Pada momentum itu, Pancasila lahir dan ditawarkan sebagai dasar negara yang merdeka. Pancasila kemudian diolah dan dirumuskan bersama para pendiri bangsa yang lain, hingga disahkan pada 18 Agustus 1945, dalam Pembukaan UUD 1945.
Tidak berhenti sampai lahirnya Negara Kesatuan Republik Indonesia, Nabsky. Pancasila kembali menggema di telinga dunia internasional pada sidang PBB di New York, 30 September 1960.
Pada sidang tersebut, Soekarno mengkritik konstelasi dunia yang konfliktual, dan ketidaksanggupan PBB untuk memberi solusi. Karena itu, kondisi dunia harus diubah. Sesuai tajuk pidatonya kala itu: To Build a New World. Untuk membangun peradaban baru.
Soekarno menyuarakan Pancasila, yang ia sebut sebagai intisari dari peradaban Indonesia selama dua ribu tahun lalu. Meski lahir dari perjalanan panjang sejarah Indonesia, Pancasila berisi kebenaran universal yang dapat diterima setiap bangsa. Dan lahir dari nurani manusia atau social conscience of man.
Saat ini, 2018, adalah 58 tahun pasca Pancasila menggaung sebagai suatu jawaban atas carut marutnya dunia.
Menurut Prof. Anita Lie dalam momentum Seminar Internasional Pancasila yang diadakan oleh Bakesbangpol Jawa Timur dan Badan Pembinaan Ideologi Pancasila, pada 3-4 Desember 2018 lalu, Pancasila telah melewati masa-masa penggalian dan perumusannya yang diwarnai dengan kontestasi kepentingan dan pengorbanan diri-kelompok demi kepentingan bangsa.
Pancasila juga sudah mengalahkan ancaman dari ideologi lain, serta bertahan dalam represi rezim Orde Baru. Pada periode Reformasi dan Pasca Reformasi, euforia kebebasan seakan-akan menenggelamkan Pancasila.
Saat ini, dengan mudahnya akses informasi dan komunikasi, banyak bermunculan tawaran ideologi baru yang menjanjikan kehidupan yang lebih baik, adil, dan sejahtera. Ideologi tersebut tidak hanya muncul melalui gerbong politik, sosial, ekonomi, bahkan agama.
Tidak jarang loh Nabs, bahasan ini jadi bahan perdebatan baik di sudut warung kopi, di ruang seminar dan diskusi, maupun di kolom komentar sosial media. Dalam perdebatan tersebut, banyak yang justru saling menyalahkan, menganggap ideologi A lebih baik daripada ideologi B, dan seterusnya.
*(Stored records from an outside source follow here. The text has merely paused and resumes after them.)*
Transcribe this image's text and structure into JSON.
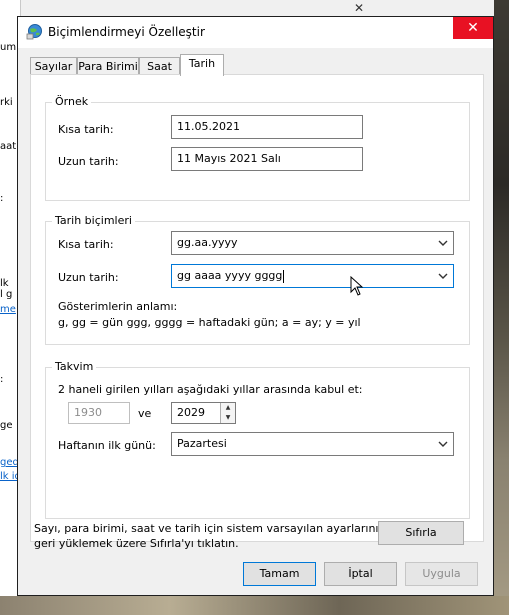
{
  "background": {
    "left_fragments": [
      "um",
      "rki",
      "aat",
      ":",
      "lk",
      "l g",
      "me",
      ":",
      "ge",
      "ged",
      "lk id"
    ]
  },
  "window": {
    "title": "Biçimlendirmeyi Özelleştir",
    "icon": "globe-icon",
    "close_glyph": "✕"
  },
  "tabs": [
    {
      "label": "Sayılar",
      "active": false
    },
    {
      "label": "Para Birimi",
      "active": false
    },
    {
      "label": "Saat",
      "active": false
    },
    {
      "label": "Tarih",
      "active": true
    }
  ],
  "ornek": {
    "title": "Örnek",
    "short_label": "Kısa tarih:",
    "short_value": "11.05.2021",
    "long_label": "Uzun tarih:",
    "long_value": "11 Mayıs 2021 Salı"
  },
  "formats": {
    "title": "Tarih biçimleri",
    "short_label": "Kısa tarih:",
    "short_value": "gg.aa.yyyy",
    "long_label": "Uzun tarih:",
    "long_value": "gg aaaa yyyy gggg",
    "meaning_title": "Gösterimlerin anlamı:",
    "meaning_text": "g, gg = gün  ggg, gggg = haftadaki gün;  a = ay;  y = yıl"
  },
  "calendar": {
    "title": "Takvim",
    "two_digit_text": "2 haneli girilen yılları aşağıdaki yıllar arasında kabul et:",
    "from_year": "1930",
    "and_label": "ve",
    "to_year": "2029",
    "first_day_label": "Haftanın ilk günü:",
    "first_day_value": "Pazartesi"
  },
  "footer": {
    "reset_text_line1": "Sayı, para birimi, saat ve tarih için sistem varsayılan ayarlarını",
    "reset_text_line2": "geri yüklemek üzere Sıfırla'yı tıklatın.",
    "reset_button": "Sıfırla"
  },
  "buttons": {
    "ok": "Tamam",
    "cancel": "İptal",
    "apply": "Uygula"
  },
  "colors": {
    "close_red": "#e81123",
    "focus_blue": "#0078d7"
  }
}
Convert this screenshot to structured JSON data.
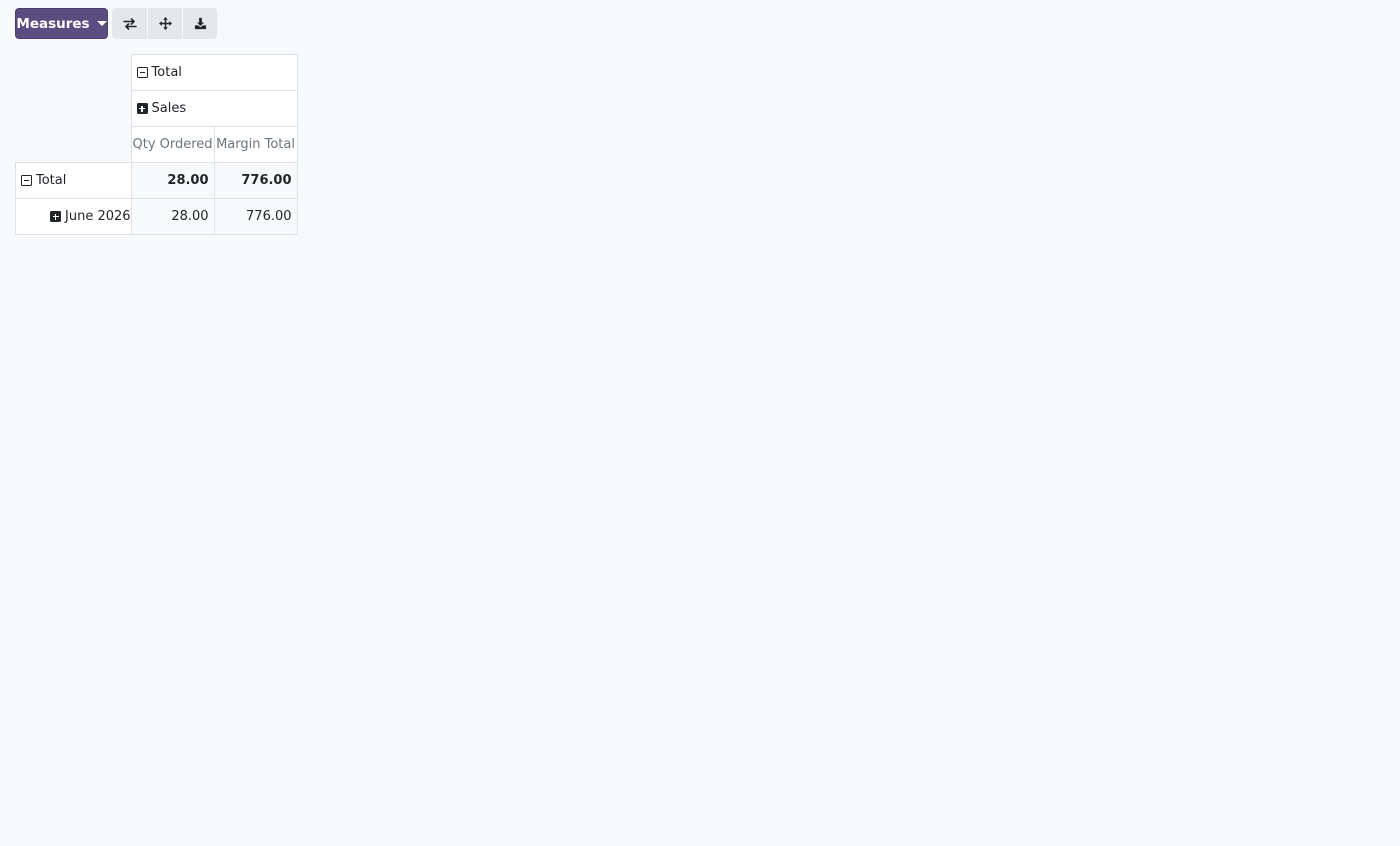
{
  "toolbar": {
    "measures_label": "Measures",
    "buttons": [
      {
        "icon": "flip-axis-icon"
      },
      {
        "icon": "expand-all-icon"
      },
      {
        "icon": "download-icon"
      }
    ]
  },
  "pivot": {
    "column_header_total": "Total",
    "column_group_sales": "Sales",
    "measures": [
      "Qty Ordered",
      "Margin Total"
    ],
    "rows": [
      {
        "label": "Total",
        "expanded": true,
        "values": [
          "28.00",
          "776.00"
        ],
        "bold": true
      },
      {
        "label": "June 2026",
        "expanded": false,
        "values": [
          "28.00",
          "776.00"
        ],
        "bold": false
      }
    ]
  },
  "colors": {
    "primary": "#5a4d80",
    "background": "#f8f9fb",
    "border": "#dee2e6",
    "muted_text": "#6c757d"
  }
}
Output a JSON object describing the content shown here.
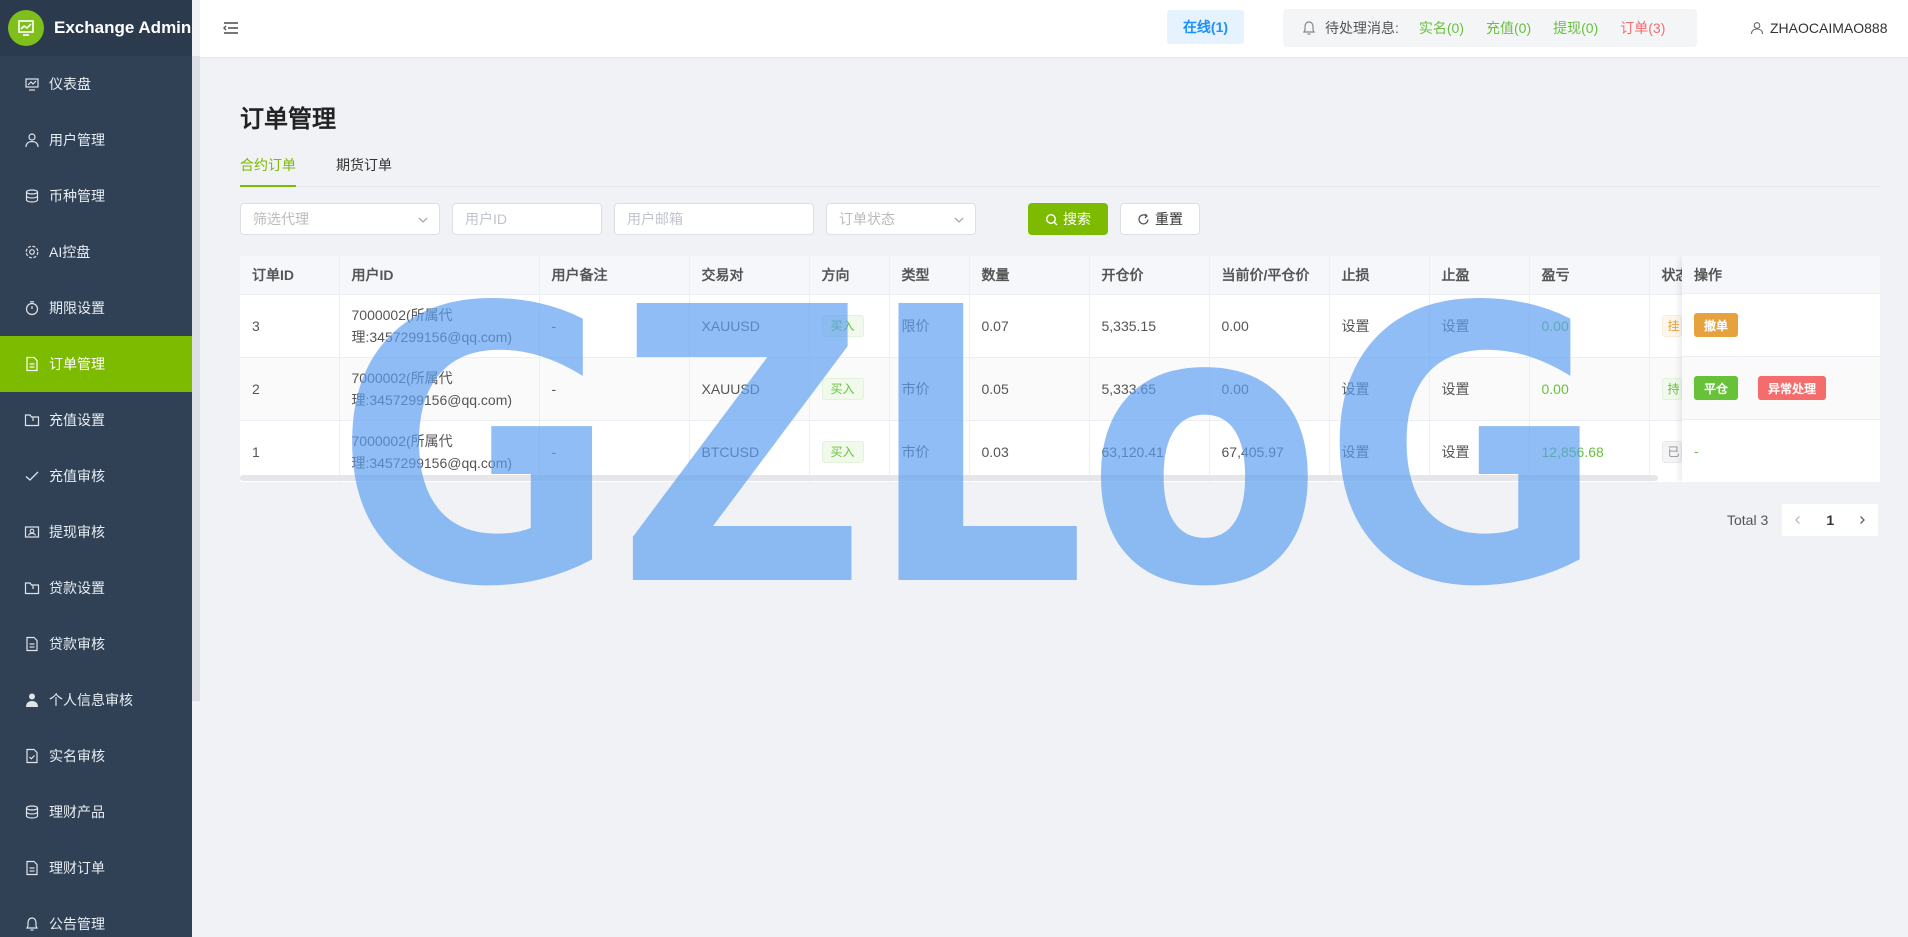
{
  "app": {
    "title": "Exchange Admin"
  },
  "sidebar": {
    "items": [
      {
        "label": "仪表盘",
        "icon": "dashboard-icon"
      },
      {
        "label": "用户管理",
        "icon": "user-icon"
      },
      {
        "label": "币种管理",
        "icon": "database-icon"
      },
      {
        "label": "AI控盘",
        "icon": "gear-icon"
      },
      {
        "label": "期限设置",
        "icon": "timer-icon"
      },
      {
        "label": "订单管理",
        "icon": "document-icon",
        "active": true
      },
      {
        "label": "充值设置",
        "icon": "folder-icon"
      },
      {
        "label": "充值审核",
        "icon": "check-icon"
      },
      {
        "label": "提现审核",
        "icon": "id-card-icon"
      },
      {
        "label": "贷款设置",
        "icon": "folder-icon"
      },
      {
        "label": "贷款审核",
        "icon": "document-icon"
      },
      {
        "label": "个人信息审核",
        "icon": "person-icon"
      },
      {
        "label": "实名审核",
        "icon": "document-check-icon"
      },
      {
        "label": "理财产品",
        "icon": "database-icon"
      },
      {
        "label": "理财订单",
        "icon": "document-icon"
      },
      {
        "label": "公告管理",
        "icon": "bell-icon"
      }
    ]
  },
  "header": {
    "online": "在线(1)",
    "pending_label": "待处理消息:",
    "realname": "实名(0)",
    "recharge": "充值(0)",
    "withdraw": "提现(0)",
    "orders": "订单(3)",
    "username": "ZHAOCAIMAO888"
  },
  "page": {
    "title": "订单管理",
    "tabs": [
      {
        "label": "合约订单",
        "active": true
      },
      {
        "label": "期货订单",
        "active": false
      }
    ]
  },
  "filters": {
    "agent_placeholder": "筛选代理",
    "userid_placeholder": "用户ID",
    "email_placeholder": "用户邮箱",
    "status_placeholder": "订单状态",
    "search_label": "搜索",
    "reset_label": "重置"
  },
  "table": {
    "columns": [
      "订单ID",
      "用户ID",
      "用户备注",
      "交易对",
      "方向",
      "类型",
      "数量",
      "开仓价",
      "当前价/平仓价",
      "止损",
      "止盈",
      "盈亏",
      "状态"
    ],
    "action_header": "操作",
    "rows": [
      {
        "id": "3",
        "user_line1": "7000002(所属代",
        "user_line2": "理:3457299156@qq.com)",
        "remark": "-",
        "pair": "XAUUSD",
        "direction": "买入",
        "type": "限价",
        "qty": "0.07",
        "open": "5,335.15",
        "current": "0.00",
        "sl": "设置",
        "tp": "设置",
        "pnl": "0.00",
        "status": "挂",
        "actions": [
          "撤单"
        ]
      },
      {
        "id": "2",
        "user_line1": "7000002(所属代",
        "user_line2": "理:3457299156@qq.com)",
        "remark": "-",
        "pair": "XAUUSD",
        "direction": "买入",
        "type": "市价",
        "qty": "0.05",
        "open": "5,333.65",
        "current": "0.00",
        "sl": "设置",
        "tp": "设置",
        "pnl": "0.00",
        "status": "持",
        "actions": [
          "平仓",
          "异常处理"
        ]
      },
      {
        "id": "1",
        "user_line1": "7000002(所属代",
        "user_line2": "理:3457299156@qq.com)",
        "remark": "-",
        "pair": "BTCUSD",
        "direction": "买入",
        "type": "市价",
        "qty": "0.03",
        "open": "63,120.41",
        "current": "67,405.97",
        "sl": "设置",
        "tp": "设置",
        "pnl": "12,856.68",
        "status": "已",
        "actions": [],
        "action_text": "-"
      }
    ]
  },
  "pagination": {
    "total": "Total 3",
    "current": "1"
  },
  "watermark": "GZLoG",
  "colors": {
    "accent": "#7cbb00",
    "sidebar": "#304156",
    "green": "#67c23a",
    "red": "#f56c6c",
    "orange": "#e6a23c",
    "watermark": "#5b9df0"
  }
}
Rasa-rasanya, kita seakan lupa bahwa Pancasila adalah ideologi pemersatu kita.
Dalam paparan pada panel bertajuk Pancasila Soft Power Kebangkitan Indonesia, Prof. Akh. Muzakki mengkisahkan seorang kaya raya yang diberi tahu juru nujum, bahwa ia akan menemukan harta karun di suatu tempat.
Kemudian ia menjual harta bendanya sedikit demi sedikit untuk mencari, keliling dunia untuk menemukan harta karun tersebut, hingga pada akhirnya ia meninggal dalam keadaan miskin di suatu tempat entah berantah.
Selang beberapa waktu, tetangga-tetangga sekitar orang kaya tersebut mencangkul tanah untuk menggarap sawah yang dulu ia miliki, lalu menemukan harta karun di sana. Ternyata, harta yang selama ia cari ternyata ada dirumahnya sendiri.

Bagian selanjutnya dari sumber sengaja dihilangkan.